For an illustration of the construction of the barrel-organ during the 18th century, consult P. M. D. J. Engramelle, La Tonotechnie ou l’art de noter les cylindres et tout ce qui est susceptible de notage dans les instruments de concerts méchaniques (Paris, 1775), with engravings (not in the British Museum); and for a clear diagram of the modern instrument the article on “Automatic Appliances connected with Music,” by Dr. E. J. Hopkins, in Grove’s Dictionary of Music and Musicians, vol. i. (1904), p. 134.  (K. S.) 


  1. This practice had evidently not been adopted in Germany, as the following instance will show. The use of barrel-organs (Drehorgeln) in country churches was seriously recommended by an anonymous writer in two German papers at the beginning of the 19th century (Beobachter an der Spree, Berlin, 22nd October 1821, and in Märkische Boten, Nos. 138 and 139, 1821). The organist Wilke of Leipzig published in reply an article in the Allgem. musik. Zeitung (1822, pp. 777 et seq.) in which “he very properly repudiated such a laughable recommendation.”
  2. Archives générales du royaume de Belgique, Chambre des Comptes, No. 2, 449 ro. cf. 52 ro.; and Edmund van der Straeten, La Musique aux Pays-Bas, vol. vii. pp. 230-232.
  3. Van der Straeten, op. cit. p. 299.
  4. Van der Straeten, op. cit. p. 231.
  5. Solomon de Caus, Les Raisons des forces mouvantes (Frankfort, 1615), problems 25, 28, 29, 30.
  6. Historia utriusque cosmi (Oppenheim, 1617), t. i., experimentum viii. p. 483.
  7. Op. cit. problem 29 shows the arrangement of the bellows for the wind-supply. In problem 30 is drawn a large section of the barrel, showing six bars of music represented by the pin tablature, which can be actually deciphered by the help of the keyboard included in the drawing. These diagrams are admirably clear and of real technical value. A copy of this work is in the library of the British Museum.
  8. See also E. van der Straeten, who has translated Philips' setting into modern notation, op. cit. t. vi. pp. 506 and 510.
  9. See V. C. Mahillon, Catalogue descriptif (Brussels, 1896), No. 1137, p. 371.
  10. Tedesco was applied by Italians to both German and Dutch.

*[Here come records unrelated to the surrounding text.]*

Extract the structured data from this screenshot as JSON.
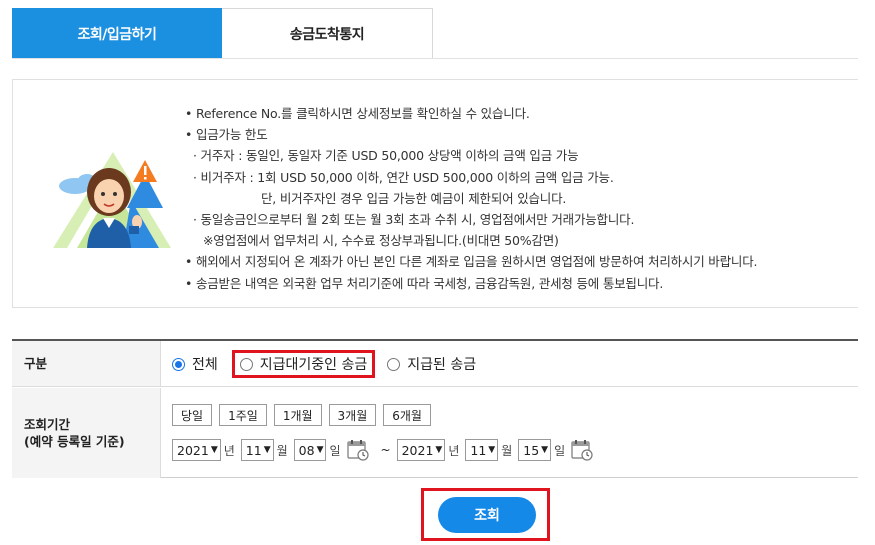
{
  "tabs": [
    {
      "label": "조회/입금하기",
      "active": true
    },
    {
      "label": "송금도착통지",
      "active": false
    }
  ],
  "notice": {
    "lines": [
      "• Reference No.를 클릭하시면 상세정보를 확인하실 수 있습니다.",
      "• 입금가능 한도",
      "· 거주자 : 동일인, 동일자 기준 USD 50,000 상당액 이하의 금액 입금 가능",
      "· 비거주자 : 1회 USD 50,000 이하, 연간 USD 500,000 이하의 금액 입금 가능.",
      "단, 비거주자인 경우 입금 가능한 예금이 제한되어 있습니다.",
      "· 동일송금인으로부터 월 2회 또는 월 3회 초과 수취 시, 영업점에서만 거래가능합니다.",
      "※영업점에서 업무처리 시, 수수료 정상부과됩니다.(비대면 50%감면)",
      "• 해외에서 지정되어 온 계좌가 아닌 본인 다른 계좌로 입금을 원하시면 영업점에 방문하여 처리하시기 바랍니다.",
      "• 송금받은 내역은 외국환 업무 처리기준에 따라 국세청, 금융감독원, 관세청 등에 통보됩니다."
    ]
  },
  "form": {
    "type_label": "구분",
    "radios": [
      {
        "label": "전체",
        "checked": true
      },
      {
        "label": "지급대기중인 송금",
        "checked": false
      },
      {
        "label": "지급된 송금",
        "checked": false
      }
    ],
    "period_label_1": "조회기간",
    "period_label_2": "(예약 등록일 기준)",
    "quick_buttons": [
      "당일",
      "1주일",
      "1개월",
      "3개월",
      "6개월"
    ],
    "from": {
      "year": "2021",
      "month": "11",
      "day": "08"
    },
    "to": {
      "year": "2021",
      "month": "11",
      "day": "15"
    },
    "units": {
      "year": "년",
      "month": "월",
      "day": "일",
      "tilde": "~"
    }
  },
  "search_button": "조회",
  "colors": {
    "primary": "#1b8fe0",
    "highlight": "#e0141e",
    "button": "#1489e8"
  }
}
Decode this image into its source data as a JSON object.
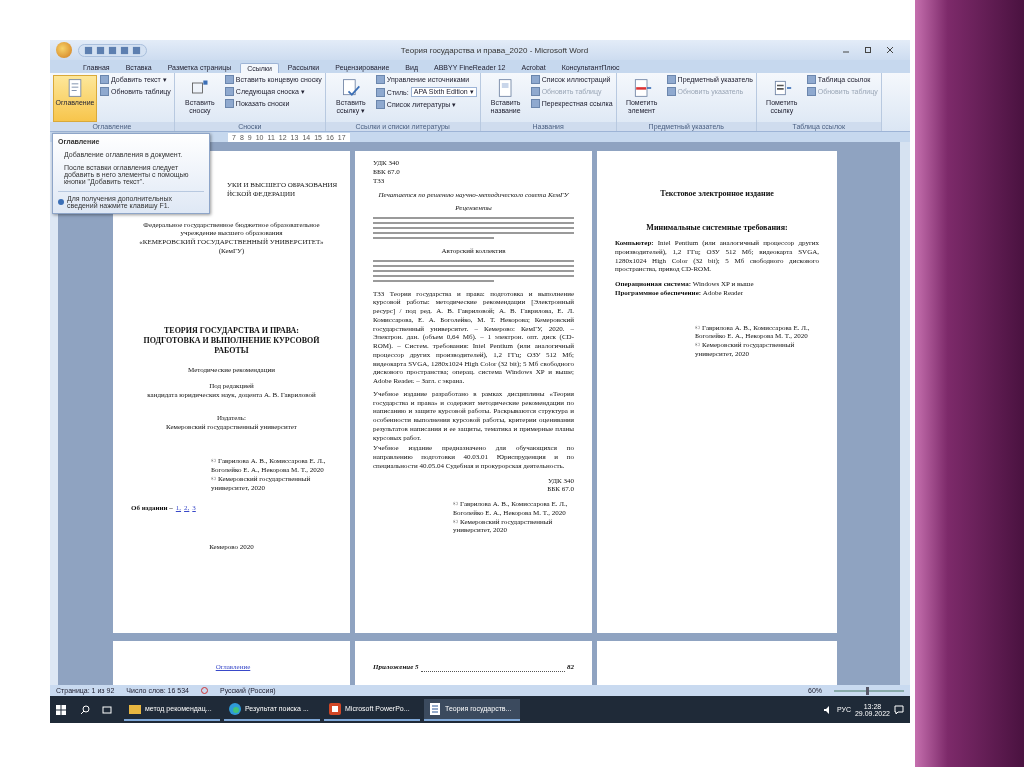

Count Valdrighi, Musurgiana I. Serandola, Pianoforte, Salterio (Modena, 1879), pp. 27 and 28; and E. van der Straeten, op. cit. vol. vi. p. 122.
  11. Jedediah Morse American Geography, part ii. p. 334 (Boston, Mass., 1796).
  12. Knight’s London, vol. i. p. 144.
  13. Hone’s Every Day Book, i. p. 1248.
  14. Collection of all the Dialogues written by Mr Thomas Brown (London, 1704), p. 297.
  15. Hone’s Every Day Book, ii. pp. 1452-1453.
  16. See Catalogue descriptif (Ghent, 1880), Nos. 461 and 462.
  17. Breitkopf and Härtel’s Critically revised edition of Mozart’s Works, series x. no. 10.